Dubai may be one of the hottest property market in the world, but you will be surprised how far half a million dollars will still get you compared to other global cities.
As a foreigner, the United Arab Emirates allows you to purchase property in certain freehold areas. That leaves you with two basic strategy options.
Option 1: Go off-plan
The first option is to go off-plan with an established developer. Although financing will be hard to get for something that has not been built, you won't need to put down a lot of cash at the beginning anyway. Advantages include getting more floor space for your bag of cash, which the banks are unlikely to help you with.
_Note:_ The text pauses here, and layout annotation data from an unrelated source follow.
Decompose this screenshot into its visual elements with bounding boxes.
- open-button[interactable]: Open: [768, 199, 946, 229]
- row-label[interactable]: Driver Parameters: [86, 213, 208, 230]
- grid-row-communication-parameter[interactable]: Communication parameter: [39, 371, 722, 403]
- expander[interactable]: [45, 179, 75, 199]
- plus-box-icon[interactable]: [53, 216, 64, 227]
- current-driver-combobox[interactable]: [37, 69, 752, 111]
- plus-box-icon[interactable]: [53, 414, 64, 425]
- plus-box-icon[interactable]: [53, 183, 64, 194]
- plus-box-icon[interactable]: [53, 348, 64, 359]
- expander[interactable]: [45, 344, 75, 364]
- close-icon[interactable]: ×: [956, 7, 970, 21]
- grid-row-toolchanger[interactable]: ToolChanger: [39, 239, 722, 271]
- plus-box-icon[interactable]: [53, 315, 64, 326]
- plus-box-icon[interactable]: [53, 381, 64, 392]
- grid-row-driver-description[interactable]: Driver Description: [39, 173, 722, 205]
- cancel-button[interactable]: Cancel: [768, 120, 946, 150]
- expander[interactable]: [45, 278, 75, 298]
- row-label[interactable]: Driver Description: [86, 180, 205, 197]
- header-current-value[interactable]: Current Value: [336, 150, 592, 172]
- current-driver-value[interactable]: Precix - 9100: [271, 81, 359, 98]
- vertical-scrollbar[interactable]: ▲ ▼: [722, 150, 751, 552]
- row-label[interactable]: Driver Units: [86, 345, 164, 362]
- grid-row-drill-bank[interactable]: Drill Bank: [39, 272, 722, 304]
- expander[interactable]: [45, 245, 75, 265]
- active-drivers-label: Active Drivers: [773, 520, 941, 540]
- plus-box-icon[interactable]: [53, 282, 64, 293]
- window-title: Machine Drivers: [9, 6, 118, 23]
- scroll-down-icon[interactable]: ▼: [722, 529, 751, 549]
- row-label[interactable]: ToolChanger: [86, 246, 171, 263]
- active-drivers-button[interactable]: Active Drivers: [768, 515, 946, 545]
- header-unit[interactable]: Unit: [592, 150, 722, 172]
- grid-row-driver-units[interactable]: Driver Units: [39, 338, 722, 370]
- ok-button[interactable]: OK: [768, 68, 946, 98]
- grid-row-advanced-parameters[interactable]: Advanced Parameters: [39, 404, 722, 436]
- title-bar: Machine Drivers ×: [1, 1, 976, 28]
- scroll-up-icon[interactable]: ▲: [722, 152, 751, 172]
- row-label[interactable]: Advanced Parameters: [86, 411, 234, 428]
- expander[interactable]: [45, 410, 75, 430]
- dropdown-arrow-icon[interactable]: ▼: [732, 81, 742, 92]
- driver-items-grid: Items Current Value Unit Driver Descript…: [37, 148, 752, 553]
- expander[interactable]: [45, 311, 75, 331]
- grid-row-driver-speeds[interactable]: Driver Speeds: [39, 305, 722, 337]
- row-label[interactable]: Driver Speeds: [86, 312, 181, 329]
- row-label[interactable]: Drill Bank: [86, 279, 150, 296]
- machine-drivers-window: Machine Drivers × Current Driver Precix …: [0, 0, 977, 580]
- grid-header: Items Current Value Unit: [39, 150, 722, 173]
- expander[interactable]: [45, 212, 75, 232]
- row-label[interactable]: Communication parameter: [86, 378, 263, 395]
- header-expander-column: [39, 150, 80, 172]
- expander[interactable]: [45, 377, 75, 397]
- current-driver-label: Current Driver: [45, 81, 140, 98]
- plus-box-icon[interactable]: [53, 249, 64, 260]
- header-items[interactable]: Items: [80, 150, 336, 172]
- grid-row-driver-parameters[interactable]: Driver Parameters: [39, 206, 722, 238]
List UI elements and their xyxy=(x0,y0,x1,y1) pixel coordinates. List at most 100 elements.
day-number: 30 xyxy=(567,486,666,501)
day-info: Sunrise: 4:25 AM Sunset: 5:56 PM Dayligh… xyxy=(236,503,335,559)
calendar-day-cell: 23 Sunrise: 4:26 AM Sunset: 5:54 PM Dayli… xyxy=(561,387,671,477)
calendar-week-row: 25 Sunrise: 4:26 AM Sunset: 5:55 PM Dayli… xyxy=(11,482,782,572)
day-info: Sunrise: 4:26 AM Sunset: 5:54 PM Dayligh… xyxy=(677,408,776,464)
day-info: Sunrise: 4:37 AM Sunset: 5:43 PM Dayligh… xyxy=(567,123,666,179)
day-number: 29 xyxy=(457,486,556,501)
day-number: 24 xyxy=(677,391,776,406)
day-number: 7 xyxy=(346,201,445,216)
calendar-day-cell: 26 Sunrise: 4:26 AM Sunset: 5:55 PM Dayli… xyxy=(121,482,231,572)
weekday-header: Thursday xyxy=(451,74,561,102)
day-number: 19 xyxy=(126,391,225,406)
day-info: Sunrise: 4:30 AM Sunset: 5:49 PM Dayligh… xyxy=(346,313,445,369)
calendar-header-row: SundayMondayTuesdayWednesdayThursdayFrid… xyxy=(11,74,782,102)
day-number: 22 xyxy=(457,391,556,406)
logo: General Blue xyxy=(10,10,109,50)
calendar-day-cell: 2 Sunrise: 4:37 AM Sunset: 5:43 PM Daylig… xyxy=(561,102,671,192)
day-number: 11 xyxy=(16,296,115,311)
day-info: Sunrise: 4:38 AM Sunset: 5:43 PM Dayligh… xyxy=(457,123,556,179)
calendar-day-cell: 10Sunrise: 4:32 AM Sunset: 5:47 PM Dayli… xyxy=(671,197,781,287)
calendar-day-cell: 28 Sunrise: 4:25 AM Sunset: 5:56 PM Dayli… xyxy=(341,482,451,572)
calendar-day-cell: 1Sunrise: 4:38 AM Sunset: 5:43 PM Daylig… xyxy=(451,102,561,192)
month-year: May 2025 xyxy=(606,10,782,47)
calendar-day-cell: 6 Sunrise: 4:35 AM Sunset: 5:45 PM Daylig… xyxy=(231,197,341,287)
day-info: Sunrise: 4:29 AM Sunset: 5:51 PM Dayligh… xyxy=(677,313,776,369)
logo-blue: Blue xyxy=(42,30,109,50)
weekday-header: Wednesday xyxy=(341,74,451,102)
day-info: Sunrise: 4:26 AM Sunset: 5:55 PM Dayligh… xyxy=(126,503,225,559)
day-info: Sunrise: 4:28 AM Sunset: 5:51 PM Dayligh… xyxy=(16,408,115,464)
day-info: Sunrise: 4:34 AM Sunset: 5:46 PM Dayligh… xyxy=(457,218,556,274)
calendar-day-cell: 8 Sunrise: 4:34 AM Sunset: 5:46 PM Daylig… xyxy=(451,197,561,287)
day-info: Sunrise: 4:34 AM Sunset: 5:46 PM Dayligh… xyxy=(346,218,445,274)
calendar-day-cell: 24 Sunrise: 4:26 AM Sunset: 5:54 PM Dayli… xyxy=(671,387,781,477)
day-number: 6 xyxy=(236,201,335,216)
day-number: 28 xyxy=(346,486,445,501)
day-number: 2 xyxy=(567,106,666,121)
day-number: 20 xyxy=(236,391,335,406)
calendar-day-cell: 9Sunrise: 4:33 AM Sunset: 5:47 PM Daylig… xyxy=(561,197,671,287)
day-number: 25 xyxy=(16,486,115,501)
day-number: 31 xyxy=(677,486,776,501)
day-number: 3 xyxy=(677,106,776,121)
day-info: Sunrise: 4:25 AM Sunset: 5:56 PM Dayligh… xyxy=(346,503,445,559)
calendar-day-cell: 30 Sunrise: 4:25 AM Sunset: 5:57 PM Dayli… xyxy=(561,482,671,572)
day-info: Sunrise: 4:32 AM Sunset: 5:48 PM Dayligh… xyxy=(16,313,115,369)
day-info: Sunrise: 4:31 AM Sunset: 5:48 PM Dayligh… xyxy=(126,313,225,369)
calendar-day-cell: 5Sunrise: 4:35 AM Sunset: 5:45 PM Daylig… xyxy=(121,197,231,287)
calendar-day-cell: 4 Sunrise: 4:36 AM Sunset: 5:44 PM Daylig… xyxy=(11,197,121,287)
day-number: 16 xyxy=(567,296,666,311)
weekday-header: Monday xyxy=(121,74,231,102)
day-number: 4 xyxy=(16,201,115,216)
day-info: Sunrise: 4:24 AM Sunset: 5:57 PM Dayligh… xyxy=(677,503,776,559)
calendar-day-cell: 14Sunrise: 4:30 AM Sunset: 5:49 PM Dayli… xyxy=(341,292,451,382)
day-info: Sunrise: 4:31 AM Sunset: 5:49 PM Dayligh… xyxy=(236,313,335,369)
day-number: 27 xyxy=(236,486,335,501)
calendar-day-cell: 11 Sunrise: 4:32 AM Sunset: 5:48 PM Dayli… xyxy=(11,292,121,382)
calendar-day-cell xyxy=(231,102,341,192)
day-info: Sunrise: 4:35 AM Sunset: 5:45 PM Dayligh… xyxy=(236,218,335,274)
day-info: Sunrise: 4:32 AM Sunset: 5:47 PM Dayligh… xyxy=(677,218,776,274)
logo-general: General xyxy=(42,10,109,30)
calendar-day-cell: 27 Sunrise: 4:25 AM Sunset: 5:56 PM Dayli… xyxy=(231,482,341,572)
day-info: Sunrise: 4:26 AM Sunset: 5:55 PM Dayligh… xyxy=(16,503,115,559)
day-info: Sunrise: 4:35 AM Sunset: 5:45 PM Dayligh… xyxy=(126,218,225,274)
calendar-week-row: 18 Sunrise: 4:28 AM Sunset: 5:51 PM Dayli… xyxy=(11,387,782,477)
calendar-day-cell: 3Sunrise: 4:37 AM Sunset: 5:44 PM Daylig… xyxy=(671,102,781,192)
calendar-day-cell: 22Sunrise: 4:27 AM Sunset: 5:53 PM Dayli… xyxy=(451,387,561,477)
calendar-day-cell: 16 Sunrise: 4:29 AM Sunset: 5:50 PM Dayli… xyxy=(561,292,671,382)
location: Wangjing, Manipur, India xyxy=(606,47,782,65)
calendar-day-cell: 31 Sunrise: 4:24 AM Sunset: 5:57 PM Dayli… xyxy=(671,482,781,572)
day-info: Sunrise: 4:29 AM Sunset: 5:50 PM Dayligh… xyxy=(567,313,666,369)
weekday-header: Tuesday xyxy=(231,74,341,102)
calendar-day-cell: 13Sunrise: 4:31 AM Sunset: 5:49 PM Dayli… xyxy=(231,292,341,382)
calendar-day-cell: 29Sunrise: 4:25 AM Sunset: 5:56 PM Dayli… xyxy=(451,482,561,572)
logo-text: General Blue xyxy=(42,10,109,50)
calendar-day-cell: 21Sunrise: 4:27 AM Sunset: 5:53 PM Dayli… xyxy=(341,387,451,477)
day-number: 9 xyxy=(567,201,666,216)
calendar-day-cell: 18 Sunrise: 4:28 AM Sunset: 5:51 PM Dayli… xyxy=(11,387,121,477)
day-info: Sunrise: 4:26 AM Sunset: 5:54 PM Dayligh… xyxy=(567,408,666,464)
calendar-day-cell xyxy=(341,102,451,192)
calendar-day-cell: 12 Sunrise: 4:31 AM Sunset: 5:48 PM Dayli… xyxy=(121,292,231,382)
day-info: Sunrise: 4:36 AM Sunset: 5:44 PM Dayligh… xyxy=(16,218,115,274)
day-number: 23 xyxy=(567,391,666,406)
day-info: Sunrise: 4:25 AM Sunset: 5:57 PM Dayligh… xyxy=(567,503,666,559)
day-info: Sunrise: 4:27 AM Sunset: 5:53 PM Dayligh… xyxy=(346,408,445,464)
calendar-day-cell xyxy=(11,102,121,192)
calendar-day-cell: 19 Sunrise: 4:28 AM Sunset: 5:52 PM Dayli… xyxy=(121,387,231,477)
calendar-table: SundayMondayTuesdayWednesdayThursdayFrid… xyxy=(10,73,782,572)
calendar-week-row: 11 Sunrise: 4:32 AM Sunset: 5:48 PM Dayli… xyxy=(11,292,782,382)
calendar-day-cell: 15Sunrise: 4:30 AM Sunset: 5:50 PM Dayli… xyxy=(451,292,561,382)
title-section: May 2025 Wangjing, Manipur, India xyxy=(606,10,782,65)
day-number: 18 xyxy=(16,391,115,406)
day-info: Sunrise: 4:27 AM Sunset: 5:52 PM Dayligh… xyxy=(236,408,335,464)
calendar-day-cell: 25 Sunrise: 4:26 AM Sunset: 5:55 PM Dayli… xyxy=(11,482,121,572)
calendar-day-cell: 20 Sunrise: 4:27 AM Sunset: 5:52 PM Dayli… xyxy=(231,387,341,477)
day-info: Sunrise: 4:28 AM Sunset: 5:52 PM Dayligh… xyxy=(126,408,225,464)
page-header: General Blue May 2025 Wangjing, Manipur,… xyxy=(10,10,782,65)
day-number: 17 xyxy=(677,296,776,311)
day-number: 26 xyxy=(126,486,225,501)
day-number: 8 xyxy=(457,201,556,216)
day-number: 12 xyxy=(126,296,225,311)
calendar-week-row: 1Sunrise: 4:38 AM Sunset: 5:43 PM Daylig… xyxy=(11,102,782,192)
One show home CNBC visited boasted 1,650 square feet of space in a one bedroom apartment surrounded by lush gardens. It will take time until you get to live in it, with delivery usually two to three years away. You will also struggle to find a bank that provides a mortgage for something that has not been built.
Your commute is likely to be longer in the mornings; the unit seen was about a 15-minute drive from downtown Dubai.
"A good chunk of our clients do flip their properties throughout the construction period with very nice returns," Darryl David of Smith & Ken, told CNBC. "You can be looking at about 13-15 percent return in 6-9 months".
Option 2: Buy an existing apartment in a prime residential area
Your other option is to buy an existing apartment in one of the highly sought-after areas of the city, such as the Dubai Marina, Palm Jumeirah or downtown Dubai, home to the world's largest tower. For $500,000 you can get a studio or a one bedroom apartment, depending on the quality of the individual tower.
The premium you are paying here is not only for a healthy rental yield of up to 8 percent net, but being right in the middle of the leisure and lifestyle buzz. There's also a metro station to get you around without a car.
CNBC took a closer look at a serviced studio in the Marina, with fabulous views of the sea as well. You'll get 548 square feet of space and a parking spot for that hot car.
Some basic tips
CNBC also spoke to some of the country's leading brokers to get some pointers as you traverse the market:
• Most advertised prices exclude an official 4 percent transaction fee and a 2 percent commission if applicable for the broker.
• If you're buying off-plan, make sure you look at the track record of the developer. You don't want to be left stranded with a major delay in handover or even cancellation when the market goes down.
• All brokerages, and brokers, need a license from the local regulator to work in Dubai. Whoever you are dealing with, check he or she is a registered real estate agent. Otherwise walk away.
• Cash is king in Dubai. It is estimated as much as 70 percent of property transactions are done in cash. You can get a mortgage as a non-resident or overseas investor through selected banks, but there's less than a handful to choose from.
• Keep in mind this is a pro-tenant rental market. You can only ask for them to leave if you want to move in yourself, in which case a one-year notice must still be given through the public notary.